Morris was in the midst of deleting the
messages when the Kelvinator appeared in the mouth of the
cubicle.

“Morris,” the editor said. He was ten years
younger than Morris, with a personal digital assistant in his shirt
pocket. His eyes moved like greased ball bearings.

“Bad headline, huh?”

“No, it was problems in your copy.”

“What problems?”

“Faith Gordon has a list. You can talk to her
about them when you see her.”

“See her?”

“Write a follow-up. That’s the only way to
fix the mess you’ve made.”

“There’s no fucking mess. I didn’t say
anything about the blankets being for needy children.”

“You must have, or I wouldn’t have put it in
the headline. Anyway, the easiest way to handle this is to
interview Faith. And use a tape recorder this time, so you won’t
misquote her.”

“But it was just a chummy little
feature—”

“It’s gotten bigger than that. I had a call
from the Threads of Hope’s national office. Apparently Faith Gordon
has been blowing smoke up their asses, too.”

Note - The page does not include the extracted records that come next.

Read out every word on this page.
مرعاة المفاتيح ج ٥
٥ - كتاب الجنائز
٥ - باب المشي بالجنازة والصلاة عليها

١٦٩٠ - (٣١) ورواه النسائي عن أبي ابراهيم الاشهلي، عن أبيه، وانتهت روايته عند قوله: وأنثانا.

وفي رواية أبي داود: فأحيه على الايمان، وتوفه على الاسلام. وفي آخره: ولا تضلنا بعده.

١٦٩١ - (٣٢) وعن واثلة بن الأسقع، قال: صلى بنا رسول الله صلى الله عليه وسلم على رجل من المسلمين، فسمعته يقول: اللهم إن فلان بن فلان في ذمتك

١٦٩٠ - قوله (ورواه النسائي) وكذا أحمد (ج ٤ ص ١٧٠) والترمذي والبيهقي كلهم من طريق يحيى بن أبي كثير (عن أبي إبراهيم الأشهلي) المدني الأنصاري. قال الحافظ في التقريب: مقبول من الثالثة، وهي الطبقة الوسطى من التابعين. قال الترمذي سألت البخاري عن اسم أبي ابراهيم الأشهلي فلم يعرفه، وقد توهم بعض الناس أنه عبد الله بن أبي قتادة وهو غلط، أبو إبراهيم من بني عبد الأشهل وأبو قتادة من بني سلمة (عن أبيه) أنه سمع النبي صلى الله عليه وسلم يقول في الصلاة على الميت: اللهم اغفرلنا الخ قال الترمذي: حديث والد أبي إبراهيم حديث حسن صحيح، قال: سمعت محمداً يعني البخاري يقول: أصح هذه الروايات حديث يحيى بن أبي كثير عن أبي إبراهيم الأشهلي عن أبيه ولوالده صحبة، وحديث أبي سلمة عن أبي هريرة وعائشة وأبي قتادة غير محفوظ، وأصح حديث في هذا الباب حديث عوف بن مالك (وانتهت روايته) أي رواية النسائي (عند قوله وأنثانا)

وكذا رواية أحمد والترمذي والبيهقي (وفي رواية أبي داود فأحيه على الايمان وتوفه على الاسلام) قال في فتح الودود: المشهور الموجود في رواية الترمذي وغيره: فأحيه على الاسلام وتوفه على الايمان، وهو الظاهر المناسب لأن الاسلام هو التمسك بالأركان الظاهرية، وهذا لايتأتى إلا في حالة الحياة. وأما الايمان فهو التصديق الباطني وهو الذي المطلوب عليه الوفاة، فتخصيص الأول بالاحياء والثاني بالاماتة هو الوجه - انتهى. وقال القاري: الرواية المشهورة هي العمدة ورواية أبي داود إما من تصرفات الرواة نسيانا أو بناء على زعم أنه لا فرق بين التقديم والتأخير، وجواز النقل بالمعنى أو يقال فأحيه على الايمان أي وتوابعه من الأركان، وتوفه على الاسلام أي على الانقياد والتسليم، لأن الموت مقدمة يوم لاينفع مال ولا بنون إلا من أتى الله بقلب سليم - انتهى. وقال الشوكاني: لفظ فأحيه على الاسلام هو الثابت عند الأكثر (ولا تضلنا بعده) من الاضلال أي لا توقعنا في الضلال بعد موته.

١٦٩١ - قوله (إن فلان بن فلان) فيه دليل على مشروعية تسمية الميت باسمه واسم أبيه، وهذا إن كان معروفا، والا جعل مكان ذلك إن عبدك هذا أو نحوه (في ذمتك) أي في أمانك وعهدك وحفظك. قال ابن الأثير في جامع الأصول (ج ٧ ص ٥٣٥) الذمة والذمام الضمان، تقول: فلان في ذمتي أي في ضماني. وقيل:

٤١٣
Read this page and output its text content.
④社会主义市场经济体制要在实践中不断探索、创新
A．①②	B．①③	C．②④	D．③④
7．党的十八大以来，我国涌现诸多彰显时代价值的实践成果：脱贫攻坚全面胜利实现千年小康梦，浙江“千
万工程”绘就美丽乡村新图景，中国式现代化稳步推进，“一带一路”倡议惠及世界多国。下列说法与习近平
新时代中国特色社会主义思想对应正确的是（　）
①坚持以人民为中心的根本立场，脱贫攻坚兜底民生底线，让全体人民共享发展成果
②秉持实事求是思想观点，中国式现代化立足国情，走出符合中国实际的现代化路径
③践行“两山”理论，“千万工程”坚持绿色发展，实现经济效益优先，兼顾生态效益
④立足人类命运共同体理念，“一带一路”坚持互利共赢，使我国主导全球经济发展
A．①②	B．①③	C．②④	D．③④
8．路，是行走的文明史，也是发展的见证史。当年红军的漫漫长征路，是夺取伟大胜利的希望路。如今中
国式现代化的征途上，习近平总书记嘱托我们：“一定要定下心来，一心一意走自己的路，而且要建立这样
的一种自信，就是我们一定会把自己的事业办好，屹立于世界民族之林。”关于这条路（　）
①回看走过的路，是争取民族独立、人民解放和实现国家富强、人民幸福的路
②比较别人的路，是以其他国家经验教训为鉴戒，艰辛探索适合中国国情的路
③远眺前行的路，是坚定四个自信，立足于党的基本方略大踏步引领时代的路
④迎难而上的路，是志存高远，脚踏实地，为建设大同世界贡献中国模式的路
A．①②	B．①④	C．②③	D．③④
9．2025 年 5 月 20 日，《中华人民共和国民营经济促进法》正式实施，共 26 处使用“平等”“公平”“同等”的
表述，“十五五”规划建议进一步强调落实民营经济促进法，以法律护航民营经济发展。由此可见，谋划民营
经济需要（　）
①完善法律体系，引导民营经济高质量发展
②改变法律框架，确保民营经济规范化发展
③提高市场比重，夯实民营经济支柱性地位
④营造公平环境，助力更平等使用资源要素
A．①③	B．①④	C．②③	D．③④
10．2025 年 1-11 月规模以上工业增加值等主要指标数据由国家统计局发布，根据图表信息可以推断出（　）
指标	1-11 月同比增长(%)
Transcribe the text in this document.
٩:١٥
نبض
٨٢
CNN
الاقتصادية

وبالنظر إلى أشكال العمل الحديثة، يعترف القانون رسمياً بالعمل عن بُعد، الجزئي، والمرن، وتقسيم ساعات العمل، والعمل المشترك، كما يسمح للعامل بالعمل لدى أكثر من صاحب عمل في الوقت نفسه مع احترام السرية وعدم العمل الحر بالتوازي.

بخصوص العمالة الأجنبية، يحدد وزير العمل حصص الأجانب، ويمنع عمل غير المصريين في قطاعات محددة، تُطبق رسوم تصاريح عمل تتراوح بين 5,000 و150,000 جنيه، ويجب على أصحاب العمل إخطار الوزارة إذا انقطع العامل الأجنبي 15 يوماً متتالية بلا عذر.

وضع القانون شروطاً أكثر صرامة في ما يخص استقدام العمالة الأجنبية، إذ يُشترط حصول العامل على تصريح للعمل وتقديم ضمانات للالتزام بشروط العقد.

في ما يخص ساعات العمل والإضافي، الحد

“So let them sue for libel.”

The Kelvinator tossed a sticky note onto
Morris’ cluttered desk. “Two o’clock today at the church. Polish it
up for Monday’s paper.”

“Can Laney come with me?”

“We already have enough photos. She has to
cover a flower show at the mall.”

Morris crumpled the note as the Kelvinator
returned to his office. He wished there were enough threads to make
a noose. A noose of hopelessness, by which to hang himself before
he had to write another quilt story.

 

The church sat in a valley and a fog hung
over it, rising from the river that ran beside the road. The church
parking lot was empty. That seemed odd, even for a Friday
afternoon. He thought he was supposed to meet the entire sewing
circle. Maybe he had a solo showdown with the legendary Faith
Gordon. He shuddered, opened the dashboard, and retrieved the pint
of Henry McKenna and a vial of Xanax. Substances that provided his
own threads of hope, or at least stuffed cotton wadding between him
and his anxiety and despair.

He stuck one of the tranquilizers on his
tongue and toasted the stained-glass Jesus. “Here’s to you, Big
Guy.”

Belly warmed, Morris entered the quiet
church. He had been raised Baptist but had recovered quickly, and
his only religious experience since then had been a foray into the
Unitarian church in a half-assed attempt to meet women. Still, the
polished oak of the foyer, the sermon hall with its carefully
arranged pews, and the crushed velvet drapes invoked feelings of
solemnity, as if he were actually in the presence of something
mystical and important. He stepped carefully, afraid to break the
hush.

“Mr. Stanfield.”

He turned, recognizing the shrill, strident
voice of Faith Gordon. He had expected a beefy, shoulder-heavy
woman with a broad face and hands that could strangle an ox.
Instead, she was diminutive, even pretty in a severe way. Her
cheeks were lined from years of not smiling. She was about Morris’
age but had none of his gray.

Morris attempted a boyish grin, knowing this
was a time to turn on the charm, even if he came off like Clint
Eastwood miscast in a comedy. “Miss Gordon. I’m sorry my story
disappointed you.”

“It’s not me I’m worried about. It’s the
ladies in the circle. They were so excited about being in the paper
until I told them about your errors.”

“We can make it right.”

“You can never make it right. The damage is
already done. Feelings have been hurt. And what about the children
who received blankets from Threads of Hope? How will they feel when
told they are ‘needy’?”

Morris dropped his grin. He wanted to scream
at her, tell her that a fucking space-filler in the back pages of a
dinky local rag didn’t cause empires to rise or fall, and, truth be
told, didn’t sell a single goddamned car for the dealer whose ad
ran right beside it. A newspaper was fucking fishwrap, a dinosaur
walking in the shadow of the Internet that was too dumb to know it
was going extinct. The only people who’d read the piece of
brainless crap had been the members of the sewing circle.